Brasileiros são presos por ligação com morte da filha de governador paraguaio

AB NOTICIAS NEWS
Agência EFE
Reprodução
Seis brasileiros foram presos nesta segunda-feira em Pedro Juan Caballero, no Paraguai, como resultado da investigação do assassinato no último sábado de quatro pessoas, incluindo a filha do governador do departamento de Amambay, sudeste do país.
 

As prisões foram feitas durante operação em uma casa da capital do departamento, na fronteira com o Brasil, de acordo com informações da polícia local.

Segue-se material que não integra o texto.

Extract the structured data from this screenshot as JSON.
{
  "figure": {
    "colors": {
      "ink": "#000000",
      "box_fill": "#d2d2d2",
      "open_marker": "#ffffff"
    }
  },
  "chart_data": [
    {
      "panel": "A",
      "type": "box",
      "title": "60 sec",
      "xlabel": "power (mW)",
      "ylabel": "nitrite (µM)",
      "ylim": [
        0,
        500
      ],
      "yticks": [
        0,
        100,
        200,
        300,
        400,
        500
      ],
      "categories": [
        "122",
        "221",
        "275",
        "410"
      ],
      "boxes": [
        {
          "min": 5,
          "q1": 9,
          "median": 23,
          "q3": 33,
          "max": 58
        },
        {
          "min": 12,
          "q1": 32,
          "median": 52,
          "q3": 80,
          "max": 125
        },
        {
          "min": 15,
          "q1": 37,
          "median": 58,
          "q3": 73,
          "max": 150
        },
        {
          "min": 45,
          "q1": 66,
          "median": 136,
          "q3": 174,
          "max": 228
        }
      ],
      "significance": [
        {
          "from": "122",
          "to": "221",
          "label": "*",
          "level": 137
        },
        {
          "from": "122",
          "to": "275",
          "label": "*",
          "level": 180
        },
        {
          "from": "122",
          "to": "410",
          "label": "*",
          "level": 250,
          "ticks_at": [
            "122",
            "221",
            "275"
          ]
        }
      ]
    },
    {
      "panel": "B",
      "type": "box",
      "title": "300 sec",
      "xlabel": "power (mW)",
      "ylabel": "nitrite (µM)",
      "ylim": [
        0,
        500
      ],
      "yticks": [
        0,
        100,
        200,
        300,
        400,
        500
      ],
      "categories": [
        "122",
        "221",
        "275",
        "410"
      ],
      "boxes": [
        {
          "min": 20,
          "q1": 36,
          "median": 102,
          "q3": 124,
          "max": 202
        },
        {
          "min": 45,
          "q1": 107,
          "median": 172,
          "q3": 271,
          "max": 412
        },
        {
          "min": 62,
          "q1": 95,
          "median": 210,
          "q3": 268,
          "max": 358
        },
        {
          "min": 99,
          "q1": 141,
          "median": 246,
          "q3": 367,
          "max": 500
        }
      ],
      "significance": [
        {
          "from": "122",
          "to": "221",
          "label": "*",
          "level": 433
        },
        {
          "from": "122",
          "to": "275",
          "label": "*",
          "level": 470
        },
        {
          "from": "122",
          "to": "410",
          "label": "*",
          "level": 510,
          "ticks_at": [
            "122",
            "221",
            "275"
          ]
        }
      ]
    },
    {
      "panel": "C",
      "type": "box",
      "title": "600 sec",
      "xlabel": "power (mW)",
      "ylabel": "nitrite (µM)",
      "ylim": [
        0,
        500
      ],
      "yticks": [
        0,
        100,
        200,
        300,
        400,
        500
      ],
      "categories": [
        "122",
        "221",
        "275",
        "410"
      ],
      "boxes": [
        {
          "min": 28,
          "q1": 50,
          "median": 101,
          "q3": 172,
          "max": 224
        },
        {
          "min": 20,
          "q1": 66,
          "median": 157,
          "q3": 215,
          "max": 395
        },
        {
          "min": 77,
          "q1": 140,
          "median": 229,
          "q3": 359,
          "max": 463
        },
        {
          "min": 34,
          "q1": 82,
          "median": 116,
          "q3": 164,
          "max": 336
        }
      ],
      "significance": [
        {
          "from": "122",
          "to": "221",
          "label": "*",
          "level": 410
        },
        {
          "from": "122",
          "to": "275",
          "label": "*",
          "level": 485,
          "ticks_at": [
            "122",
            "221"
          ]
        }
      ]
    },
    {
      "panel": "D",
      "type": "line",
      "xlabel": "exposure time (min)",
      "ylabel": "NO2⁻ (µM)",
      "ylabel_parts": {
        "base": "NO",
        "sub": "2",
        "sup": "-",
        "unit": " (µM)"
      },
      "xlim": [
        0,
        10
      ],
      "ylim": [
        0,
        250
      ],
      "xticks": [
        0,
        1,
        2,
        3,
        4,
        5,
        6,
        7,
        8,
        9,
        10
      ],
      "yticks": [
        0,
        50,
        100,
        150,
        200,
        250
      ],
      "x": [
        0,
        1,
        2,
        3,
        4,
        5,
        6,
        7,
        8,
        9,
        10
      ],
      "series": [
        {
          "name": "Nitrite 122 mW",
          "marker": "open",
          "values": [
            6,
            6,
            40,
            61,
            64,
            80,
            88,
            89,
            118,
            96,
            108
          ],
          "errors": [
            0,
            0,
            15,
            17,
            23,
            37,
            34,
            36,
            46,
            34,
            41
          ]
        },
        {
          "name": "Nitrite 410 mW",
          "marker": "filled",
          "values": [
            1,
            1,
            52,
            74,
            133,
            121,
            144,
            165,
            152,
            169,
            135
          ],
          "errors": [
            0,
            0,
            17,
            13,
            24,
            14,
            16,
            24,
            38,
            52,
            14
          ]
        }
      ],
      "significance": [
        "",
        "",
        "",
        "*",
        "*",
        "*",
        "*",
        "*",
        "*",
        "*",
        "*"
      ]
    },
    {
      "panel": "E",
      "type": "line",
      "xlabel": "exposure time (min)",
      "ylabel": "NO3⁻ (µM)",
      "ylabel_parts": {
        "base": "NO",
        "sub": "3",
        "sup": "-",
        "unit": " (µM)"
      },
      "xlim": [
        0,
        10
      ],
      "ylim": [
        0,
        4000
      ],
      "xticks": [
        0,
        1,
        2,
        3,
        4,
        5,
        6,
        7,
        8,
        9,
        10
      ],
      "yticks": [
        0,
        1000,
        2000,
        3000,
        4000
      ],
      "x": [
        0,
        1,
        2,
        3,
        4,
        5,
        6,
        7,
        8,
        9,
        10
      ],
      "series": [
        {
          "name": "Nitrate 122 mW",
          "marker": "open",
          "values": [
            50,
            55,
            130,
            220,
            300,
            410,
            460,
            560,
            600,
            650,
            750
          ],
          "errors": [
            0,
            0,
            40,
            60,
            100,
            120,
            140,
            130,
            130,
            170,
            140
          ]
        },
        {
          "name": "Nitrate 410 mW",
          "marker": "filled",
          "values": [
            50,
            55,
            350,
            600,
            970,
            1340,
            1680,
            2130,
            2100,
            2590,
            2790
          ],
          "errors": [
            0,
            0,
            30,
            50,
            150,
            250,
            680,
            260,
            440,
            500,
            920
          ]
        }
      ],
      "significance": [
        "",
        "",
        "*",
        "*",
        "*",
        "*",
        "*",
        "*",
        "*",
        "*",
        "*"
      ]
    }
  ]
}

Além disso, também informaram que ontem à noite foi encontrado um veículo queimado, que está sendo analisado se foi o mesmo utilizado pelos autores do ataque com armas de fogo, na qual, além da filha do governador Ronald Acevedo, outras duas jovens brasileiras e um homem morreram.

A polícia cogita, entre outras hipóteses, a de um acerto de contas entre grupos de traficantes de drogas e que o homem morto seria o verdadeiro alvo do ataque.

O grupo estava saindo de uma festa em Pedro Juan Caballero na madrugada de sábado, quando foi baleado por desconhecidos que os esperavam.

Duas das jovens foram identificadas como brasileiras e colegas de turma na faculdade de medicina da filha de Acevedo, filiado ao Partido Liberal, da oposição.

Acevedo criticou hoje o governo do presidente Mario Abdo Benítez, do Partido Colorado, e o ministro do Interior, Arnaldo Giuzzio, pelos casos de violência que vêm ocorrendo na região.

"Eles (as vítimas) estavam no novo Sinaloa do México chamado Pedro Juan Caballero (...). É um mercado livre da morte, um mercado livre de drogas", disse ele à uma estação de rádio.

Além disso, ele também acusa o governo de ter perdido credibilidade e de estar mais preocupado, após o quádruplo homicídio, com as eleições municipais que foram realizadas ontem.

O irmão do governador, José Carlos Acevedo, também liberal, foi reeleito prefeito de Pedro Juan Caballero.

Outro irmão do governador, o senador Robert Acevedo, escapou ileso de um atentado em 2010, do qual duas pessoas morreram.

Acevedo, que morreu este ano em decorrência da covid-19, denunciou que o ataque foi orquestrado por grupos ligados ao tráfico de drogas.